Pool Moncloa/Fernando Calvo
MADRID 18 ago. (EUROPA PRESS) -
O presidente do governo, Pedro Sánchez, visitará as áreas afetadas pelo incêndio de Jarilla (Cáceres) nesta terça-feira "para ver no terreno" a evolução do fogo, que queimou 12.000 hectares de terra e cujo perímetro agora ultrapassa 130 quilômetros.
Isso foi transmitido por fontes do Executivo, que será a terceira visita de Sánchez às comunidades autônomas afetadas pelos incêndios, depois que ele viajou para a Galícia e Castela e Leão no domingo.
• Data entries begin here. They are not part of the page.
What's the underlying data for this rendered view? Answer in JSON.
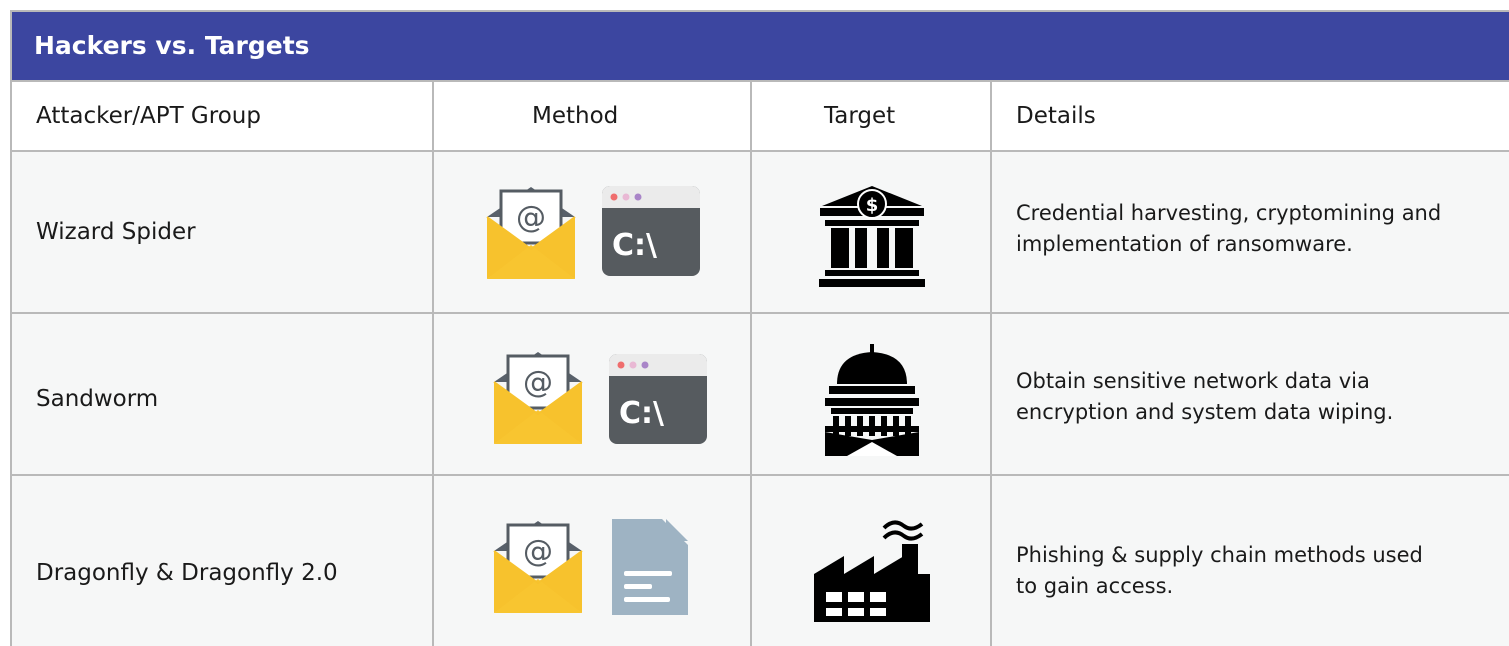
{
  "title": "Hackers vs. Targets",
  "columns": [
    "Attacker/APT Group",
    "Method",
    "Target",
    "Details"
  ],
  "rows": [
    {
      "name": "Wizard Spider",
      "method_icons": [
        "email-icon",
        "terminal-icon"
      ],
      "target_icon": "bank-icon",
      "details_lines": [
        "Credential harvesting, cryptomining and",
        "implementation of ransomware."
      ]
    },
    {
      "name": "Sandworm",
      "method_icons": [
        "email-icon",
        "terminal-icon"
      ],
      "target_icon": "government-building-icon",
      "details_lines": [
        "Obtain sensitive network data via",
        "encryption and system data wiping."
      ]
    },
    {
      "name": "Dragonfly & Dragonfly 2.0",
      "method_icons": [
        "email-icon",
        "document-icon"
      ],
      "target_icon": "factory-icon",
      "details_lines": [
        "Phishing & supply chain methods used",
        "to gain access."
      ]
    }
  ],
  "terminal_text": "C:\\",
  "email_symbol": "@",
  "bank_symbol": "$",
  "colors": {
    "title_bar": "#3c46a0",
    "row_bg": "#f6f7f7",
    "border": "#b9b9b9",
    "envelope_yellow": "#f7c22d",
    "terminal_gray": "#565b5f",
    "document_blue": "#9eb3c3"
  }
}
Atualmente, 20 recursos aéreos estão combatendo o incêndio de Jarilla e os esforços estão concentrados em seu flanco norte, que continua avançando e ameaça Navaconcejo, Tornavacas, Jerte e Rebollar, embora até agora o incêndio não tenha atingido o território de Castela e Leão.
O incêndio manteve ativos 40 incêndios na Espanha, 23 deles "particularmente preocupantes", como reconheceu o governo. É importante lembrar que, diante dessa situação, a União Europeia (UE) mobilizou recursos aéreos e equipes técnicas de sete Estados-Membros diferentes para ajudar a Espanha a apagar os incêndios.
Conforme informaram fontes da UE à Europa Press, as ofertas incluem quatro aviões-tanque mobilizados pela França e Itália, da reserva de emergência da UE, enquanto outros quatro helicópteros foram enviados pela Holanda (dois), República Tcheca (um) e Eslováquia (um).
A VISITA NA GALÍCIA
No caso da visita à Galícia na manhã deste domingo, Sánchez visitou as áreas afetadas pelos incêndios na província de Ourense e se reuniu com o presidente da Xunta, Alfonso Rueda, e o ministro do Interior, Fernando Grande-Marlaska.
Sánchez compareceu a uma coletiva de imprensa com Rueda e lá propôs um "grande pacto" de Estado para a "mitigação e adaptação" à emergência climática, como resposta à onda de incêndios que a Espanha está sofrendo.
Ele também enfatizou que deveria haver "uma reflexão profunda" sobre como "redimensionar" as capacidades, não apenas para resposta, mas também para prevenção de "tudo o que tem a ver com a emergência climática". O Presidente também disse à sociedade galega que a Administração Geral do Estado e o Governo farão "tudo e mais" para que eles possam voltar "o mais rápido possível à normalidade em suas vidas".
A VISITA A CASTILLA Y LEÓN
Em Castilla y León, Sánchez visitou a área afetada pelo incêndio florestal em Orallo (León), nos arredores de Villablino, onde foi acompanhado pelo Presidente da Junta, Alfonso Fernández Mañueco; pelo Ministro do Interior, Fernando Grande-Marlaska; e pelo Delegado do Governo, Nicanor Sen.
Nessa visita, Sánchez não se apresentou à mídia, como havia feito na Galícia. Fernández Mañueco, por sua vez, aproveitou a oportunidade para solicitar mais recursos do exército e do Mecanismo Europeu de Proteção Civil para reforçar a operação contra os incêndios em Castilla y León, onde, precisamente, León é uma das províncias com a situação mais grave.